Goodwin paints a picture of a Britain groaning under the weight of sheer numbers. With 728,000 people arriving on net in a single year—more than double the figure in the heady days of Brexit optimism—the promises of “taking back control” now look like a cruel joke. These aren’t just abstract statistics; they represent millions of new demands on an already overstretched infrastructure: housing, schools, healthcare, and basic public services. And yet, as Goodwin rightly points out, this transformation occurs against a backdrop of austerity, where winter fuel payments for pensioners are slashed while the government pours billions into housing illegal migrants in hotels with amenities that most Britons can scarcely afford.
The cumulative picture Goodwin paints is bleak. The scale of migration—4.5 million net arrivals since 2012—has added the equivalent of four Birminghams to the country in little over a decade. Yet far from strengthening the economy, these arrivals are, in large part, a drain on the public purse. Goodwin exposes the myth that this influx is driven by highly skilled workers. Instead, only 16% of migrants since 2018 came on work visas for decent-paying jobs. The rest? Students, relatives, and asylum-seekers, many of whom contribute little, if anything, to the “collective pot” while consuming an outsized share of it.
This isn’t migration as a tool for national prosperity. It’s migration as national self-sabotage. Goodwin’s breakdown of the asylum budget alone—£5.4 billion last year—makes this abundantly clear. For perspective, that’s three times the amount saved by cutting winter fuel payments for pensioners, ten times the savings from cutting council services, and over ten times the cuts inflicted on the police. It’s as if Britain’s political class has declared war on its own people, prioritizing global compassion at the expense of local survival.
What makes Goodwin’s critique so compelling—and so tragic—is how he connects these economic consequences to the deeper cultural damage.
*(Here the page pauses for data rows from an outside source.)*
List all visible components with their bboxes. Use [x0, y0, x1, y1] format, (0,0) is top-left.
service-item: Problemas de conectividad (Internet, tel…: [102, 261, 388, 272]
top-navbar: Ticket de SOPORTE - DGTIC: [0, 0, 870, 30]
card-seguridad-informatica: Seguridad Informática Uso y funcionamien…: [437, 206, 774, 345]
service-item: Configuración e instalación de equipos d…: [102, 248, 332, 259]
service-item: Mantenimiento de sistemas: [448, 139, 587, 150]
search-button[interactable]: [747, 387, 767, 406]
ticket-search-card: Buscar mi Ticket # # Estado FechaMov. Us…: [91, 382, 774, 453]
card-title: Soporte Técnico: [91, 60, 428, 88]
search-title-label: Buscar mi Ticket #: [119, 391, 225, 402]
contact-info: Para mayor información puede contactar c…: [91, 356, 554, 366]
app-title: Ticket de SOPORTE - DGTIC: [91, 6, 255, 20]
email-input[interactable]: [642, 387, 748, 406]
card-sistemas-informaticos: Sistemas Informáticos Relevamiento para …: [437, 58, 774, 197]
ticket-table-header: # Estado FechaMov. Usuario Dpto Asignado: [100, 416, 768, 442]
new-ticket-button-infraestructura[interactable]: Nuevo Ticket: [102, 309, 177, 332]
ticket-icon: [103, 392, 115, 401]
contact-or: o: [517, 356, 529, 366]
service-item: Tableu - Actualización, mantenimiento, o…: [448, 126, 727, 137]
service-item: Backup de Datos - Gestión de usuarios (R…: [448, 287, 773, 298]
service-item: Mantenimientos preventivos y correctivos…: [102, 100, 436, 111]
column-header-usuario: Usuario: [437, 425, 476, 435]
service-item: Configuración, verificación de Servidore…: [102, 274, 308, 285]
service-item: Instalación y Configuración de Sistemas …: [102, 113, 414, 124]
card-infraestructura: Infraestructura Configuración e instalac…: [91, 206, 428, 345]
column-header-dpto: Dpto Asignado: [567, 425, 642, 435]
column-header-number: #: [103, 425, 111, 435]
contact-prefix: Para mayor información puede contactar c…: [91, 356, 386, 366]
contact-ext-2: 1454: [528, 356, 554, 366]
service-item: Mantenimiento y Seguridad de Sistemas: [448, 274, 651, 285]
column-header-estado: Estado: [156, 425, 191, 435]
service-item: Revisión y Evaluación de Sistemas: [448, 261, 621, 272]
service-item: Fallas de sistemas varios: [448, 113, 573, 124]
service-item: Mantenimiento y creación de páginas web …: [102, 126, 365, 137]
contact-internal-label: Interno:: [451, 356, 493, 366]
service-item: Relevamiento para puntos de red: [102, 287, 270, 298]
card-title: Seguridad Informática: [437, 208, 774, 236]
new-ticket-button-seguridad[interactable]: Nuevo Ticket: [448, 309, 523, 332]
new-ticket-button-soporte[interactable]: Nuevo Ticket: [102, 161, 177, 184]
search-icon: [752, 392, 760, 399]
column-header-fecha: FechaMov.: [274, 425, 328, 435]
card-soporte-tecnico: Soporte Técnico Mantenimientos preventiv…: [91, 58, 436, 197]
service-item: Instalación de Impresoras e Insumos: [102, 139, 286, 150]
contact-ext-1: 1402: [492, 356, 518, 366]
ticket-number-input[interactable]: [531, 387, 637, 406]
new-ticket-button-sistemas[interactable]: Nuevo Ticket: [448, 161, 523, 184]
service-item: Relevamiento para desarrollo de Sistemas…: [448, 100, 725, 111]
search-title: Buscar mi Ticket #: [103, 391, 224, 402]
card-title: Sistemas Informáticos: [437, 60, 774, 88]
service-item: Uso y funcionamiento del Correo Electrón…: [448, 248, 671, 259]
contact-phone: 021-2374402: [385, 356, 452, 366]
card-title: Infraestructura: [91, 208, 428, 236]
The erosion of trust. The destruction of a shared identity. The loss of the “we” that Sir Roger Scruton so eloquently described. When a nation prioritizes the needs of outsiders over its own people, the result isn’t just resentment. It’s a kind of existential hollowing-out, where the very things that once made Britain a nation—a sense of belonging, a shared purpose, a belief in mutual sacrifice—are replaced by cynicism, division, and decay.
Goodwin doesn’t just blame the migrants, though their numbers and behavior are part of the problem. He reserves his harshest criticism for the political and cultural elite, whom he accuses of imposing this radical transformation without consent or accountability. They promise one thing—“lower numbers,” “control,” “cohesion”—and deliver the opposite, all while dismissing legitimate concerns as xenophobia. It’s a betrayal so profound that, as Goodwin notes, revolutions have started over far less.
Ultimately, Breaking Point is a lament for a nation that seems determined to unmake itself. Goodwin’s warning is stark: the price of this transformation will not just be economic but civilizational. Britain is losing more than money. It’s losing the intangible things—identity, trust, culture—that make a nation worth preserving. And unless something changes, the Britain we once knew, the Britain that felt like home, will become little more than a memory.
It’s a devastating argument, delivered with the kind of clarity and urgency that’s all too rare in today’s political discourse. Whether you agree with every word or not, you can’t help but feel the weight of Goodwin’s warning. Because he’s not just asking what makes a nation. He’s asking if Britain still wants to be one. And that, in the end, is a question we can no longer afford to ignore.